Health care figures to be one of the biggest parts of our retirement budgets. Fortunately, Medicare will provide help for millions of seniors to be able to meet these medical bills.
As important as Medicare is for many retirees, it’s also a complex program, leading to many misconceptions about the benefits it provides. A clear understanding of exactly what Medicare covers–and perhaps more importantly, what it does not cover–can help you better plan for your health care costs in retirement.
In our experience, these are the four most common Medicare misconceptions we see:
1. Medicare is “Free”
The perception from many people is that once someone is eligible for Medicare, health care costs are largely eliminated. It’s true that Part A is typically free, but there are monthly premiums, deductibles, coinsurance and copayments associated with the other parts of Medicare that you’ll need to be prepared to pay for. Depending on your income, your Part B monthly premium in 2021 will be $148.50—$504.90. If you add a Medicare Advantage Plan (Part C) or a Medicare prescription plan (Part D), you’ll face additional monthly and yearly expenses.
2. Medicare Covers All Medical Expenses
From preventative services to medically necessary supplies like wheelchairs and walkers, Medicare covers a large number of medical devices and services you may need in retirement. But there are also many services that Medicare doesn’t cover that could prove to be very expensive. Most of your dental care, “cosmetic” surgeries and hearing aids are all things that you’ll either have to pay for out-of-pocket or purchase through a Medicare health plan that covers them.

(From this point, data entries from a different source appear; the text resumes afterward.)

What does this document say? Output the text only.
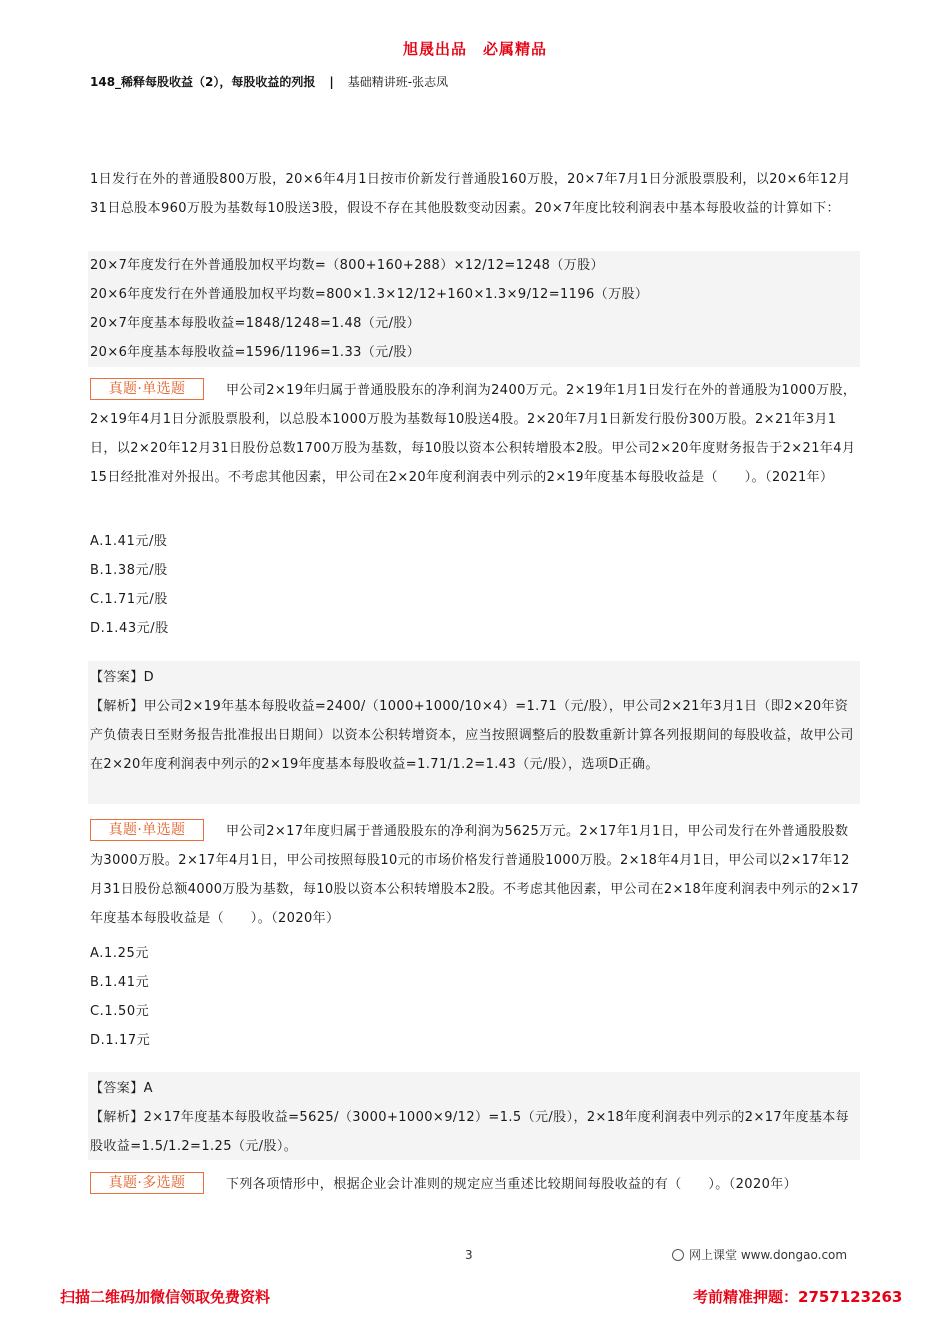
旭晟出品　必属精品
148_稀释每股收益（2），每股收益的列报 | 基础精讲班-张志凤

1日发行在外的普通股800万股，20×6年4月1日按市价新发行普通股160万股，20×7年7月1日分派股票股利，以20×6年12月31日总股本960万股为基数每10股送3股，假设不存在其他股数变动因素。20×7年度比较利润表中基本每股收益的计算如下：

20×7年度发行在外普通股加权平均数=（800+160+288）×12/12=1248（万股）
20×6年度发行在外普通股加权平均数=800×1.3×12/12+160×1.3×9/12=1196（万股）
20×7年度基本每股收益=1848/1248=1.48（元/股）
20×6年度基本每股收益=1596/1196=1.33（元/股）

真题·单选题	甲公司2×19年归属于普通股股东的净利润为2400万元。2×19年1月1日发行在外的普通股为1000万股，2×19年4月1日分派股票股利，以总股本1000万股为基数每10股送4股。2×20年7月1日新发行股份300万股。2×21年3月1日，以2×20年12月31日股份总数1700万股为基数，每10股以资本公积转增股本2股。甲公司2×20年度财务报告于2×21年4月15日经批准对外报出。不考虑其他因素，甲公司在2×20年度利润表中列示的2×19年度基本每股收益是（　　）。（2021年）

A.1.41元/股
B.1.38元/股
C.1.71元/股
D.1.43元/股
【答案】D
【解析】甲公司2×19年基本每股收益=2400/（1000+1000/10×4）=1.71（元/股），甲公司2×21年3月1日（即2×20年资产负债表日至财务报告批准报出日期间）以资本公积转增资本，应当按照调整后的股数重新计算各列报期间的每股收益，故甲公司在2×20年度利润表中列示的2×19年度基本每股收益=1.71/1.2=1.43（元/股），选项D正确。

真题·单选题	甲公司2×17年度归属于普通股股东的净利润为5625万元。2×17年1月1日，甲公司发行在外普通股股数为3000万股。2×17年4月1日，甲公司按照每股10元的市场价格发行普通股1000万股。2×18年4月1日，甲公司以2×17年12月31日股份总额4000万股为基数，每10股以资本公积转增股本2股。不考虑其他因素，甲公司在2×18年度利润表中列示的2×17年度基本每股收益是（　　）。（2020年）

A.1.25元
B.1.41元
C.1.50元
D.1.17元
【答案】A
【解析】2×17年度基本每股收益=5625/（3000+1000×9/12）=1.5（元/股），2×18年度利润表中列示的2×17年度基本每股收益=1.5/1.2=1.25（元/股）。

真题·多选题	下列各项情形中，根据企业会计准则的规定应当重述比较期间每股收益的有（　　）。（2020年）

3	网上课堂 www.dongao.com
扫描二维码加微信领取免费资料	考前精准押题：2757123263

Perhaps the biggest health care expense that isn’t covered by Medicare is long-term care (LTC). Many people assume they won’t need any LTC, but the fact is someone turning 65 today has an almost 70% chance of needing some type of LTC. The high likelihood of needing care, coupled with the high costs of LTC (for example, a private room in a nursing home could cost upwards of $8,800 a month), could make LTC insurance an invaluable investment.

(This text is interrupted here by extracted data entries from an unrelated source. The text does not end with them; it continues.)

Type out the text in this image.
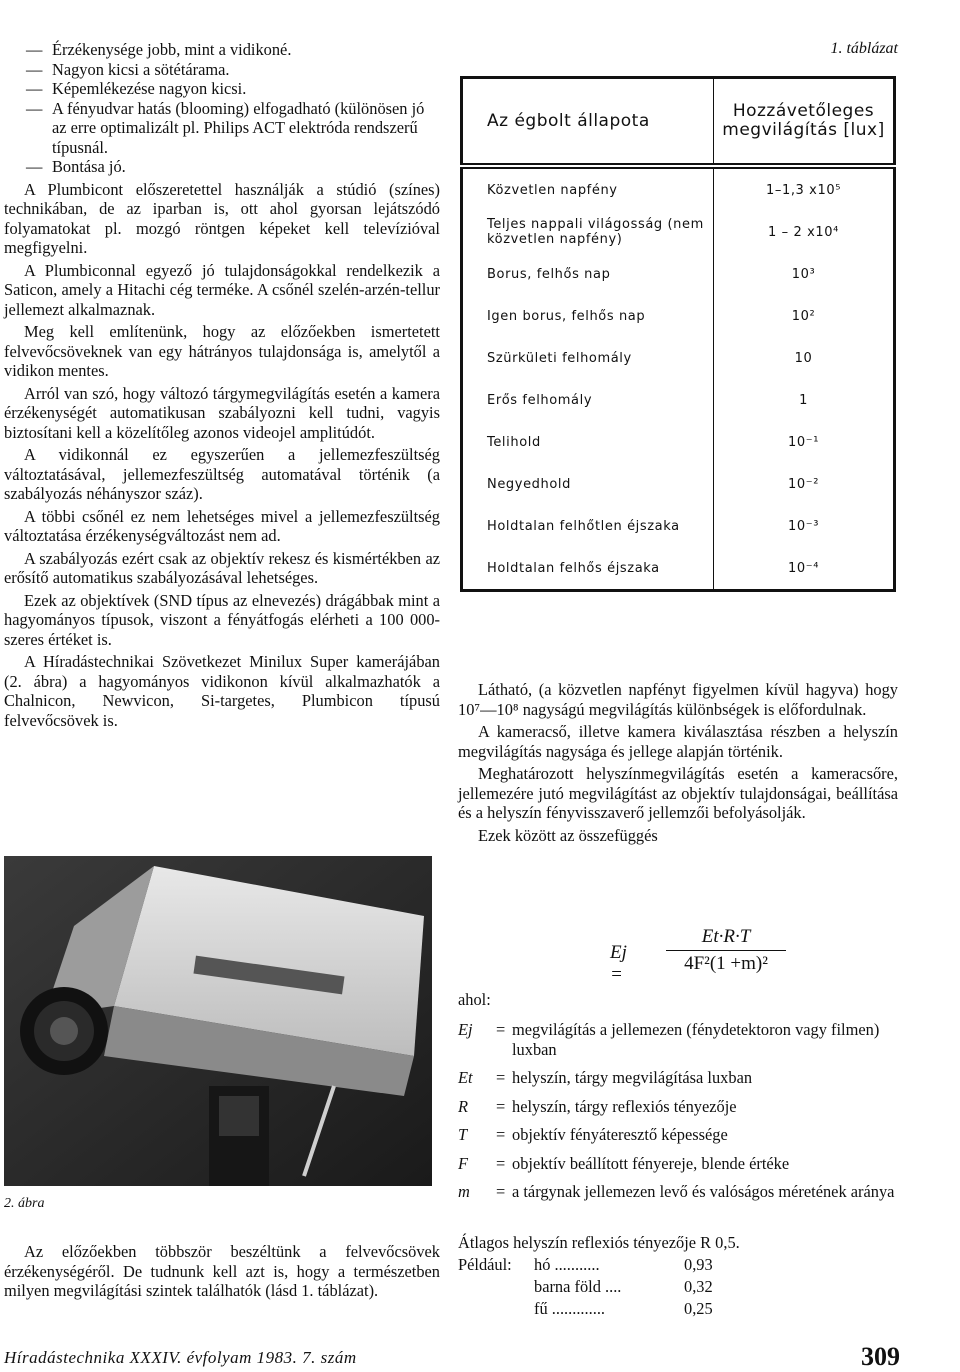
— Érzékenysége jobb, mint a vidikoné.
— Nagyon kicsi a sötétárama.
— Képemlékezése nagyon kicsi.
— A fényudvar hatás (blooming) elfogadható (különösen jó az erre optimalizált pl. Philips ACT elektróda rendszerű típusnál.
— Bontása jó.

A Plumbicont előszeretettel használják a stúdió (színes) technikában, de az iparban is, ott ahol gyorsan lejátszódó folyamatokat pl. mozgó röntgen képeket kell televízióval megfigyelni.

A Plumbiconnal egyező jó tulajdonságokkal rendelkezik a Saticon, amely a Hitachi cég terméke. A csőnél szelén-arzén-tellur jellemezt alkalmaznak.

Meg kell említenünk, hogy az előzőekben ismertetett felvevőcsöveknek van egy hátrányos tulajdonsága is, amelytől a vidikon mentes.

Arról van szó, hogy változó tárgymegvilágítás esetén a kamera érzékenységét automatikusan szabályozni kell tudni, vagyis biztosítani kell a közelítőleg azonos videojel amplitúdót.

A vidikonnál ez egyszerűen a jellemezfeszültség változtatásával, jellemezfeszültség automatával történik (a szabályozás néhányszor száz).

A többi csőnél ez nem lehetséges mivel a jellemezfeszültség változtatása érzékenységváltozást nem ad.

A szabályozás ezért csak az objektív rekesz és kismértékben az erősítő automatikus szabályozásával lehetséges.

Ezek az objektívek (SND típus az elnevezés) drágábbak mint a hagyományos típusok, viszont a fényátfogás elérheti a 100 000-szeres értéket is.

A Híradástechnikai Szövetkezet Minilux Super kamerájában (2. ábra) a hagyományos vidikonon kívül alkalmazhatók a Chalnicon, Newvicon, Si-targetes, Plumbicon típusú felvevőcsövek is.

2. ábra

Az előzőekben többször beszéltünk a felvevőcsövek érzékenységéről. De tudnunk kell azt is, hogy a természetben milyen megvilágítási szintek találhatók (lásd 1. táblázat).

1. táblázat
Az égbolt állapota	Hozzávetőleges megvilágítás [lux]
Közvetlen napfény	1–1,3 x10⁵
Teljes nappali világosság (nem közvetlen napfény)	1 – 2 x10⁴
Borus, felhős nap	10³
Igen borus, felhős nap	10²
Szürkületi felhomály	10
Erős felhomály	1
Telihold	10⁻¹
Negyedhold	10⁻²
Holdtalan felhőtlen éjszaka	10⁻³
Holdtalan felhős éjszaka	10⁻⁴

Látható, (a közvetlen napfényt figyelmen kívül hagyva) hogy 10⁷—10⁸ nagyságú megvilágítás különbségek is előfordulnak.

A kameracső, illetve kamera kiválasztása részben a helyszín megvilágítás nagysága és jellege alapján történik.

Meghatározott helyszínmegvilágítás esetén a kameracsőre, jellemezére jutó megvilágítást az objektív tulajdonságai, beállítása és a helyszín fényvisszaverő jellemzői befolyásolják.

Ezek között az összefüggés

$Ej = \frac{Et\cdot R\cdot T}{\text{4F²(1 +m)²}}$
ahol:
Ej	= megvilágítás a jellemezen (fénydetektoron vagy filmen) luxban
Et	= helyszín, tárgy megvilágítása luxban
R	= helyszín, tárgy reflexiós tényezője
T	= objektív fényáteresztő képessége
F	= objektív beállított fényereje, blende értéke
m	= a tárgynak jellemezen levő és valóságos méretének aránya
Átlagos helyszín reflexiós tényezője R 0,5.
Például:	hó ...........	0,93
barna föld ....	0,32
fű .............	0,25
Híradástechnika XXXIV. évfolyam 1983. 7. szám	309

3. It Doesn’t Matter When I Enroll
It’s true that you can delay enrolling in Medicare, but doing so could come with a hefty cost. In most scenarios, your best option will be to enroll in Medicare during your Initial Enrollment Period. The Initial Enrollment Period covers the three months before you reach age 65, the month of your 65th birthday, and the three months after you turn 65. If you fail to sign up during this period, you’ll have to wait for the General Enrollment Period from January 1 through March 31 every year, with coverage beginning on July 1. In addition to the waiting period that could leave you without coverage, you could also face a 10% penalty on your Part B premiums for every year you delay enrolling.
4. Once My Spouse is Eligible for Medicare, I’ll Also be Covered
If your spouse is getting ready to enroll into Medicare but you’re still younger than 65, you will still not be eligible for Medicare coverage. Medicare does not offer any family coverage, and only those with a disability will be eligible for early Medicare benefits. For younger spouses, consider COBRA or an individual policy to bridge the years until you become eligible for Medicare.
This is just the tip of the iceberg when it comes to fully understanding your Medicare benefits. Working with a financial advisor or an insurance specialist can help you navigate this complex program and find specific policies that can suit your individual needs.